Особо следует сказать о Кирове, которого многие историки традиционно считают чуть ли не лидером «умеренной фракции». Пока создаётся впечатление, что главной причиной подозрений по поводу реформаторских наклонностей Кирова является его трагическая гибель. В этом случае срабатывают чисто логические построения. Раз Киров был убит, и в результате этого относительно «умеренный» курс 1934 г. сменился явным наступлением террористической линии — значит Киров был одним из столпов «умеренности». Никаких основательных фактов, подтверждающих это точку зрения, однако, не существует. Из известных документов трудно сделать заключение о наличии у Кирова политической программы или хотя бы отдельных политических намерений, отличных от сталинских. Материалы Политбюро вообще выявляют минимальную роль Кирова в деятельности высших органов партийной власти. Крайне редкими были его появления в Москве. Лишь в исключительных случаях подпись Кирова можно найти под решениями Политбюро, принятыми опросом членов Политбюро. Инициативы и предложения Кирова не выходили из ряда инициатив, выдвигавшихся другими секретарями крупных партийных организаций. Он просил о дополнительных ресурсах для Ленинграда, боролся за местные, ленинградские интересы в различных спорных вопросах, защищал своих подчинённых и т.п.
На основе имеющихся фактов инициатором разного рода акций, предопределявших направление политического курса, может быть назван прежде всего Сталин. По его предложениям (в большинстве случаев, можно сказать, приказам) проводились как государственно-террористические акции, так и «реформы». Пока не известно ни одно принципиальное решение, принятое в 30-е годы помимо Сталина, а тем более против его воли. Это не означает, конечно, что вся советская история этого периода предопределялась исключительно личными пристрастиями и представлениями вождя, что он был абсолютно свободен в собственном выборе. Подробное исследование логики решений Сталина, влияния на его деятельность различных факторов — реальных социально-экономических процессов, ведомственных противоречий, позиции советской номенклатуры и т.п. — не входило в задачу данной книги.
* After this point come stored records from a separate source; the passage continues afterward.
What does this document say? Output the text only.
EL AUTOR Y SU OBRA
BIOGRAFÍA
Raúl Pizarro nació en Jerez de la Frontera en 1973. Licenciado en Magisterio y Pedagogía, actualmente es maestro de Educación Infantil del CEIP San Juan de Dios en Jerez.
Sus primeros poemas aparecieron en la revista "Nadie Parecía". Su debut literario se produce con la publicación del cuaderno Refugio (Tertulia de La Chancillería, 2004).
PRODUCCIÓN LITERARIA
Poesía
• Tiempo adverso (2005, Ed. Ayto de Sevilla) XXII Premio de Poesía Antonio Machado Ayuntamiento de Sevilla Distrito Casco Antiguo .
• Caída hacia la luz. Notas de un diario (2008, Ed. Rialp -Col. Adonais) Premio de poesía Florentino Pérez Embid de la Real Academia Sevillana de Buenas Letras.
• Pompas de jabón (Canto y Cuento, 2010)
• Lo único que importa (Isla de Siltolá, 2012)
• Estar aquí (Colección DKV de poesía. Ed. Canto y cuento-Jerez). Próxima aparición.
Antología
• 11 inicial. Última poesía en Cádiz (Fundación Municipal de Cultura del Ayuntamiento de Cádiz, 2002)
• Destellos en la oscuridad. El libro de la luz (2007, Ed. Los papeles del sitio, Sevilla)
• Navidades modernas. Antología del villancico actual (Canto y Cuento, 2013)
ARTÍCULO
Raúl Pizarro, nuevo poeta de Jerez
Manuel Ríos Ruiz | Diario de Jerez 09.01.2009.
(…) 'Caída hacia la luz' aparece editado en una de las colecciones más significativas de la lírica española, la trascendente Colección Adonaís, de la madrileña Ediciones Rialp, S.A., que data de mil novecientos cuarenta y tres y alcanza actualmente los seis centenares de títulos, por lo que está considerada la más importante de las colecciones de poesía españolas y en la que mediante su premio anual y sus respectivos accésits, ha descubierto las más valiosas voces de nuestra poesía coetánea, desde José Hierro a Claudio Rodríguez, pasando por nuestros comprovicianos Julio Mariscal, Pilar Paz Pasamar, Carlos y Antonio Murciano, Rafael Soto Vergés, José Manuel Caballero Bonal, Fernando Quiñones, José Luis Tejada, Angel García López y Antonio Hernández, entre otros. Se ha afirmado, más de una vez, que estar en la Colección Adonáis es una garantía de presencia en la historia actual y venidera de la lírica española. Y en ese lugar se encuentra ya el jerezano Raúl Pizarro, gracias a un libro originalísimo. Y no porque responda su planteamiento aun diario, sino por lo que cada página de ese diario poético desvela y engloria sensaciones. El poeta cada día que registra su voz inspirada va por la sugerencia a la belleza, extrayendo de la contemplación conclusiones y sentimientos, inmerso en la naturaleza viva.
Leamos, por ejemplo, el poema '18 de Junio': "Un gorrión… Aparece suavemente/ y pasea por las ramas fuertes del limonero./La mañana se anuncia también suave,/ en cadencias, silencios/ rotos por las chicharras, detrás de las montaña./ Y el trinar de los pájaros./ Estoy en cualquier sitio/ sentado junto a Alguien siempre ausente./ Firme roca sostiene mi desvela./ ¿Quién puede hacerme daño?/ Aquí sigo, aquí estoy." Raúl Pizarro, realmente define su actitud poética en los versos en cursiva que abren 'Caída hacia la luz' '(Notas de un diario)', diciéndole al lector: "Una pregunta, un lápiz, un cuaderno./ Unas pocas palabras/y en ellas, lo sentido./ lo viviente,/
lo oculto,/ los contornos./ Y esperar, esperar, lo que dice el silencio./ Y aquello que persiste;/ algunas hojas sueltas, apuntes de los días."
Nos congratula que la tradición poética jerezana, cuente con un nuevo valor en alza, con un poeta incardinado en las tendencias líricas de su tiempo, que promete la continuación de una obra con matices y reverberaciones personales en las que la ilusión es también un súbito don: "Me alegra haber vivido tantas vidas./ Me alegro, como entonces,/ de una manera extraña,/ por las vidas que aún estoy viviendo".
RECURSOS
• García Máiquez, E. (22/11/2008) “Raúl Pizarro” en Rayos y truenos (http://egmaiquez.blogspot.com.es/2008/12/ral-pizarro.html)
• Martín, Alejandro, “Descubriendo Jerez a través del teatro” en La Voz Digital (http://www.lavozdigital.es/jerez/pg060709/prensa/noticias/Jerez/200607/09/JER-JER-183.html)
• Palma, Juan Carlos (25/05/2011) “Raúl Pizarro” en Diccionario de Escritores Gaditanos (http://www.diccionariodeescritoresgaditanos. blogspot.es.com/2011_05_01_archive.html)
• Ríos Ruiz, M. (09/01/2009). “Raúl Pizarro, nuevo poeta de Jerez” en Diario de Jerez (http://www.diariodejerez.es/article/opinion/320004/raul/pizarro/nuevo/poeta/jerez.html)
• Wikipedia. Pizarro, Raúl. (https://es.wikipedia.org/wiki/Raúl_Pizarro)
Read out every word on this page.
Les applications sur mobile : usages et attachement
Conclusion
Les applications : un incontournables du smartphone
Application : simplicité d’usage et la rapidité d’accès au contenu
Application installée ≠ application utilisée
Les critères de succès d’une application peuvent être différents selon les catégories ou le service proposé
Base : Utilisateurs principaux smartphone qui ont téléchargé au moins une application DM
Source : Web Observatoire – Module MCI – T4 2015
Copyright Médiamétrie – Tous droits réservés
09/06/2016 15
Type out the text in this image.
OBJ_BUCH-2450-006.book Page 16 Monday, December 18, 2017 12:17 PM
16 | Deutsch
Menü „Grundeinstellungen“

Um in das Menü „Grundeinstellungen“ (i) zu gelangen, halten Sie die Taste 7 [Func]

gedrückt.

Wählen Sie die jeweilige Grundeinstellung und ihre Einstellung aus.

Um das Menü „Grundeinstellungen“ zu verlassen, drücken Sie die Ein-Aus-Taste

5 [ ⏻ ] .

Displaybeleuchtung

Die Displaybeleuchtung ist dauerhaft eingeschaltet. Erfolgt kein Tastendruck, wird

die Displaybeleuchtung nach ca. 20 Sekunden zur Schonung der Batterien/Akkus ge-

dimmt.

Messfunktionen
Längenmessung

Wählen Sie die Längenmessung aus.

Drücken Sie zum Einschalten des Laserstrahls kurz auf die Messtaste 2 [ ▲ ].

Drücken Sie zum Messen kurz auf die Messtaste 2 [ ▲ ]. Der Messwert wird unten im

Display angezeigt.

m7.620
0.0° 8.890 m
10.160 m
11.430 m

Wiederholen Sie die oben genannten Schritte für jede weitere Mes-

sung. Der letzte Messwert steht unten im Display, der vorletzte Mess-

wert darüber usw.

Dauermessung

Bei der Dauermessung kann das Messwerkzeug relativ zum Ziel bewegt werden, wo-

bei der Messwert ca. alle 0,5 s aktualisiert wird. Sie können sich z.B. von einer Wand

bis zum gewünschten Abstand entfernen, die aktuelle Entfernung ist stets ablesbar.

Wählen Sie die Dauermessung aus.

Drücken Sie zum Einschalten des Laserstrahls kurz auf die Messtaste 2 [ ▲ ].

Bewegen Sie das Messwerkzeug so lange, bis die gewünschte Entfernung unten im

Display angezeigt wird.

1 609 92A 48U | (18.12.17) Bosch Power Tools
В ней рассматривался преимущественно один вопрос — о роли Политбюро и отдельных его членов (возможно, «фракций») в принятии политических решений. И пока, отвечая на этот вопрос, можно отметить, что именно Сталин в одном лице представлял собой и «радикальную» и «умеренную» фракции в Политбюро, на счёт которых историки нередко относили решения о поворотах «генеральной линии».
Известные факты и документы позволяют говорить о Сталине как о жестоком, циничном, но достаточно прагматичном лидере. Не останавливаясь ни перед чем на пути к своим целям, предпочитая всем иным методам управления обществом насилие и террор, он был способен осознать и подчиниться некоторым социальным и экономическим реальностям. Проводившиеся по его инициативе политические манёвры, не затрагивая основ системы, позволяли режиму сохранять устойчивость. Расплачиваясь за свои авантюры и преступления жизнями миллионов соотечественников, Сталин сумел до конца своей жизни оставаться не только символом, но и реальным центром особой социально-экономической системы, о сути и предпосылках возникновения которых уже десятилетия спорят историки. В понимании принципов конструирования и поддержания жизнеспособности этой системы Сталин стоял на голову выше своих соратников, что было естественным следствием победы сталинской фракции и отстранения от власти всех сколько-нибудь значительных советских лидеров в 20-е годы.
Взаимоотношения Сталина и его соратников по Политбюро на протяжении 30-х годов менялись. В начале этого десятилетия члены Политбюро обладали относительной самостоятельностью, а само Политбюро ещё можно было рассматривать как орган коллективного руководства. Это предопределялось, вероятно, несколькими причинами. Прежде всего действовала инерция прежних традиций руководства партией. Будучи первым среди равных, вождь должен был считаться как со своими ближайшими помощниками, так и с более широким кругом партийных функционеров, входивших в ЦК и имевших относительную свободу рук на местах. Положение Сталина, только недавно одержавшего победу в длительной борьбе с оппозициями (Троцким, Зиновьевым, Каменевым, Бухариным, Рыковым и т.д.) было ещё не столь прочным, чтобы он мог открыто пренебречь принципами «коллективного руководства». Более того, до тех пор, пока в стране нарастал острейший кризис, вызванный левым поворотом конца 20-х годов, сам Сталин был заинтересован в поддержании прежних традиций руководства, в разделении ответственности между группой вождей.